Subgraphs are another indexing mechanism developed by The Graph. In Subgraphs, data is indexed and available through a GraphQL endpoint.
One of the main differences between Subgraphs and Substreams is that Subgraphs rely on polling, while Substreams relies on streaming.


In Subgraphs, you define triggers to index your data. These triggers are events that happen in the blockchain (for example, AccountCreated). Subgraphs listen for those events, and index the data accordingly.
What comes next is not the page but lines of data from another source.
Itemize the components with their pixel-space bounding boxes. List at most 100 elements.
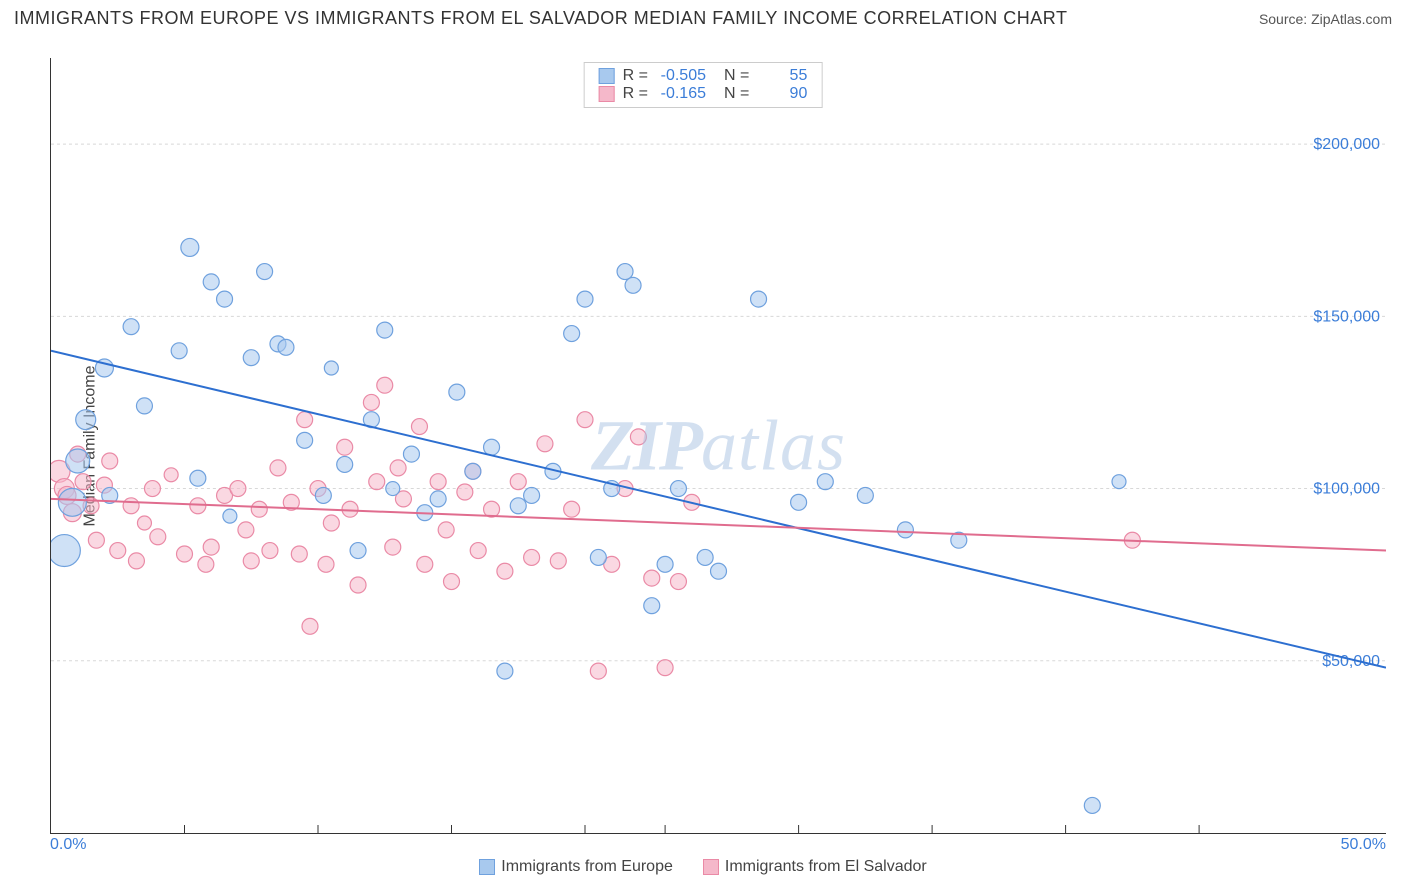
data-point [223, 509, 237, 523]
data-point [411, 419, 427, 435]
data-point [590, 663, 606, 679]
x-axis-labels: 0.0% 50.0% [50, 836, 1386, 856]
data-point [791, 494, 807, 510]
correlation-legend: R =-0.505N =55R =-0.165N =90 [584, 62, 823, 108]
r-label: R = [623, 67, 648, 85]
n-label: N = [724, 67, 749, 85]
data-point [350, 577, 366, 593]
data-point [457, 484, 473, 500]
legend-swatch [479, 859, 495, 875]
data-point [625, 277, 641, 293]
data-point [465, 463, 481, 479]
data-point [430, 491, 446, 507]
data-point [644, 570, 660, 586]
header-row: IMMIGRANTS FROM EUROPE VS IMMIGRANTS FRO… [14, 8, 1392, 29]
data-point [297, 432, 313, 448]
data-point [171, 343, 187, 359]
correlation-legend-row: R =-0.165N =90 [599, 85, 808, 103]
data-point [369, 474, 385, 490]
data-point [590, 549, 606, 565]
data-point [230, 481, 246, 497]
data-point [323, 515, 339, 531]
scatter-svg: $50,000$100,000$150,000$200,000 [51, 58, 1386, 833]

Substreams allows you to extract blockchain data and apply transformations to it. After that, you should choose a place to send your transform data, which is called sink. A sink can be a SQL database, a file or a custom solution of your choice.

Deployable Unit

A deployable unit is a Substreams manifest or package (spkg) that contains all the information about how to run it from sink service. In the manifest, it corresponds to the network and sink fields. See Working with deployable units

Substreams-powered Subgraph

When a Subgraph acts as a sink for your Substreams, you call it a Substreams-powered Subgraph.
The Subgraph Sink is one of the official sinks supported by Substreams, and can help you index your Subgraph way faster!

Parallel execution

Parallel execution is the process of a Substreams module's code executing multiple segments of blockchain data simultaneously in a forward or backward direction.


Workers are the fundamental unit of parallelizing in Substreams. Workers are computer processes that run in parallel to speed up the Substreams computations.